Le barrage des routes est une pratique très courante chez nous, elle fait partie intégrante du trafic routier et agit à la manière du feu rouge et des panneaux de signalisation du code de la route. Ces barrages sont installés de jour comme de nuit, on en use quand on veut dégager la voie pour laisser passer les hommes politiques qui, pour veiller à nos intérêts, ont besoin d'aller vite, très vite.
Chantiers en pleine journée
Mais il arrive que l'on bloque la circulation non pas pour donner la priorité à quelqu'un de privilégié, mais pour en priver tout le monde sans distinction aucune. C'est ce qui arrive lorsqu'on barre des routes pour cause de travaux qui, selon la tradition tunisienne, interviennent le jour et non pas la nuit, le moment propice à de tels chantiers, et si on procède de la sorte ce n'est pas parce que ces heures sont payés double, ce choix s'inscrit, plutôt, dans un souci d'équité évident : les heures de travail et celles de repos devraient être les mêmes pour tout le monde, de plus, la nuit c'est fait pour dormir et il n'est pas question de déranger la quiétude des gens à ce moment de récupération.
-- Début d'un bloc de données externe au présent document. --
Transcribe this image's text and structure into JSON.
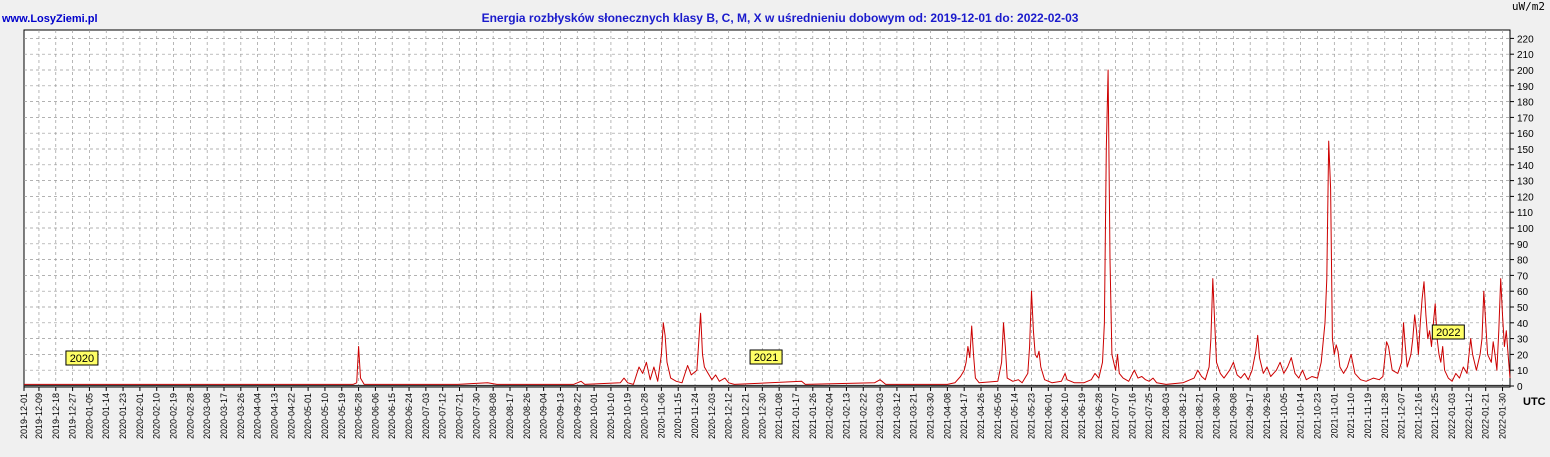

Les apports de la Révolution
Avec la Révolution, il est apparu d'autres mobiles justifiant la pratique de ce rituel. La nouvelle mode revêt un aspect revendicatif lié à la conjoncture se caractérisant par le mécontentement général provoqué par les problèmes sociaux cruciaux qui s'aggravent de jour en jour. Le barrage de routes devient presque quotidien surtout dans les régions les plus déshéritées où jaillit une flambée de colère après l'improductivité constatée des discours qui se voulaient rassurants. L'autre type de barrage routier enfanté par la Révolution est sécuritaire comme on en voit à la Kasbah où la place est envahie de fils de fer barbelés. Il est vrai que ce type existait bien avant, mais pas de cette façon, il a pris de l'envergure en raison de la conjoncture. On trouve qu'il est exagéré outre mesure quant il s'agit d'en user autour de l'ambassade américaine. Cela réveille nos souvenirs.
Souvenirs poignants
Avant son déménagement et son installation sur son nouveau territoire situé à mi-chemin entre l'Aouina et le Lac 2, elle occupait une partie importante de la capitale de par son immensité et son emplacement, puisqu'elle donnait sur deux grandes avenues, celle de la Liberté et celle de Taïeb M'hiri. Au niveau de la Place Pasteur, l'embouchure de ces grandes artères constitue l'accès principal à la ville de Tunis du côté nord que ce soit pour les automobilistes ou pour les piétons. En dépit de leur indispensabilité pour la circulation, ces avenues étaient barrées systématiquement à chaque fois qu'il y avait une activité sportive à El Menzah, et le public était contraint de passer par l'Avenue Mohammed V même si on habitait à Bab el Khadra, on était obligé de faire le détour qu'on eût été jeunes ou vieux, garçons ou filles.
Déménagement intempestif
Ce calvaire pour les usagers de la route continue et devient encore plus poignant à cause des événements dramatiques du 14 Septembre. Ce ne sont pas seulement les routes renfermant l'ambassade et l'école qui sont fermées à tout trafic, mais aussi celles y attenantes surtout les vendredis où la localité tranquille de l'Aouina connaît des embouteillages et se transforme en centre-ville aux heures de pointe. Les automobilistes venant de Tunis à destination de la Marsa ou de la Goulette se trouvent obligés de faire de grands détours en empruntant des ruelles inconnues pour eux tout en risquant de se fourvoyer et, faute d'indications, se font aider des passants pour retrouver leurs repères. Dans ce remue-ménage, on ne daigne même pas placer des panneaux d'indication, ni des agents de la police de circulation pour montrer le chemin aux chauffeurs et rendre, ainsi, le trafic plus fluide.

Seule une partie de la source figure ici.